SACRAMENTO (AP) — Gov. Jerry Brown on Tuesday announced systemic reforms to California's badly underfunded public pension system that he says will save taxpayers billions of dollars over time, but he also was unable to persuade his fellow Democrats to give him some of the fundamental changes he had sought.
The reform deal does not include putting new government workers in a hybrid system that includes a 401(k)-style plan, greater independence for the board that oversees the state's main pension fund or a reduction in retiree health care costs, which are skyrocketing.
Pension reform supporters say the proposal won't make much of a dent in the state's pension problem but labor leaders were angered by what they saw as a violation of collecting bargaining rights.
"We are fighting back and we're struggling, and in this case it appears like we're losing," said Dave Low, chairman of Californians for Retirement Security, a labor coalition representing more than 1.5 million public employees and retirees.
Nevertheless, Brown hailed the deal as a landmark achievement and said it will make pension benefits for public employees lower than they were during his first term in office, in 1975.
"These reforms make fundamental changes that rein in costs and help to ensure that our public retirement system is sustainable for the long term," the governor said in a statement. "These reforms require sacrifice from public employees and represent a significant step forward."
Pension reform has been an undercurrent throughout the entire legislative session this year, in part because the state's two main pension funds, the largest in the nation, are so badly underfunded — by at least $150 billion.
But the governor also had a lot at stake: He has promised reforms since rolling out a 12-point plan last October and is trying to persuade voters that he is fiscally responsible at a time when he is asking them to increase the sales and income taxes in November.
Although pension payments account for a fraction of state spending, the cost has been growing in recent years.
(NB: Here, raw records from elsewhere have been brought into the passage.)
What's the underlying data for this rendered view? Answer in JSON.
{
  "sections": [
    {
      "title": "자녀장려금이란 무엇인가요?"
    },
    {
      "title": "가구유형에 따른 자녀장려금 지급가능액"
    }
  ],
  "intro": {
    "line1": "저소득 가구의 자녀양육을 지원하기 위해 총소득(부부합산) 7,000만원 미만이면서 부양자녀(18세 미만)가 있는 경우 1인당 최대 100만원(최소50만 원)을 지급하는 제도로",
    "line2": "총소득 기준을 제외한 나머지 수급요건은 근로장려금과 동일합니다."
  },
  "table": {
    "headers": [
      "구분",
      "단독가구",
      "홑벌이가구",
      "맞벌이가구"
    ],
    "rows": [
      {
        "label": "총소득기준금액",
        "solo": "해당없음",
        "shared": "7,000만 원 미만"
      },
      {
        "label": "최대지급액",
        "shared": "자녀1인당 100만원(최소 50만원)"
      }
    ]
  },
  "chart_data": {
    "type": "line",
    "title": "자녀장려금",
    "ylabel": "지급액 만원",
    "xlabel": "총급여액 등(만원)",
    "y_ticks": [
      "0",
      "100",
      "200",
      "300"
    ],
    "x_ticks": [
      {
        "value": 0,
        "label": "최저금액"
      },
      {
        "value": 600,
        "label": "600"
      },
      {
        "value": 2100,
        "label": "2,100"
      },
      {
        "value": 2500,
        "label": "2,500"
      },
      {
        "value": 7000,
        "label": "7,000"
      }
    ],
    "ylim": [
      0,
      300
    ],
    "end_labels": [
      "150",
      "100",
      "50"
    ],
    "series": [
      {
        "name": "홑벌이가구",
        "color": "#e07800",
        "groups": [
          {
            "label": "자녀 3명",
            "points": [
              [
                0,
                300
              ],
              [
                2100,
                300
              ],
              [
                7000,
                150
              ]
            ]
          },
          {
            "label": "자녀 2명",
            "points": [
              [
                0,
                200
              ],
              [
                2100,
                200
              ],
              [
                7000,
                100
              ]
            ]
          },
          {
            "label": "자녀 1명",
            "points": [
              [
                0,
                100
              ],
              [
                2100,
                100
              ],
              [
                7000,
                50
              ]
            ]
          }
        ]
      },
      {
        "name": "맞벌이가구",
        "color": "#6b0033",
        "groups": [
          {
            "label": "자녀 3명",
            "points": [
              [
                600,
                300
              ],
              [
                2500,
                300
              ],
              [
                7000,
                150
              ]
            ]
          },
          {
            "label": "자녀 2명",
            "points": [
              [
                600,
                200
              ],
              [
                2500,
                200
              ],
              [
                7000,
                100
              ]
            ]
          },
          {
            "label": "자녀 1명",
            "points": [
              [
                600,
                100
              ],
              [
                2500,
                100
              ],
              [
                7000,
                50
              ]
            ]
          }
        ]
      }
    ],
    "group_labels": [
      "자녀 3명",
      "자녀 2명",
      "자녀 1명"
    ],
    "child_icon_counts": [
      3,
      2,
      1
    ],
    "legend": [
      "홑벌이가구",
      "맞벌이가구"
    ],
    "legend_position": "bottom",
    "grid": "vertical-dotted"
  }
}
Republicans note that the state's main pension system cost $370 million in 2001, but the cost went up to $1.7 billion in 2011, nearly the amount the state spends to fund the 23-campus California State University system.
Brown's original plan was projected to save $4 billion to $11 billion over 30 years. On Tuesday, the governor said the changes, if enacted by the Legislature, would save $30 billion, although the time period for that savings was not clear.
The changes that will save the most money apply primarily to new workers, rather than existing ones, so the greatest financial benefit to the state will be decades in the future.
"We've lived beyond our means. The chickens are coming home to roost," Brown said during a news conference in Los Angeles, referring to the difficulty of negotiating pension reforms with the Legislature's Democratic majority and the public employee labor unions that fund their campaigns.
The reforms include a cap on annual pension payments for new employees at $110,100 for most workers and $132,120 for employees not covered by Social Security, such as teachers and some public safety workers.
They also require new employees to contribute at least half of their pension costs and sets a similar target for current workers, although that will be subject to collective bargaining.
Reflecting longer life spans, the reform plan also raises minimum retirement ages for new employees. A civil service worker will now have to work until age 67, rather than 55, to receive full benefits. For public safety workers, that goes from age 50 to 57 and the maximum benefit formula is reduced.
The plan also ends some of the most egregious abuses of the pension system, including a practice known as "spiking" in which employees are given big raises during their last year of employment as a way to inflate their pensions.
Employees also will not be able to buy additional years of service — or "air time" — which allows them to get pension benefits they did not earn through working.
One politically popular provision, although it will apply to only a very small pool, will prevent government workers from collecting pensions if they are convicted of a work-related felony.
"Those items may be worth addressing for other reasons, but they have little to do with rising retirement costs," said David Crane, who served as economic adviser to former Gov. Arnold Schwarzenegger and now president of Govern for California, which advocates for government changes.
Crane said the proposal doesn't address the current long-term unfunded liability of the state's pension systems because it leaves benefits for current employees unchanged. Brown and legislative advisers have indicated that the courts have deemed retirement benefits guaranteed by contract and difficult to take away for current employees.
Some public employee unions were upset by the reforms, which must be acted upon by the Legislature by Friday.
"This is a one-size-fits-all approach that really does not work for all the different bargaining units and situations," said David Miller, president of the California Association of Professional Scientists, which represents scientists throughout state government.
He said guaranteed defined benefits are the best way to deliver a secure retirement for public employees.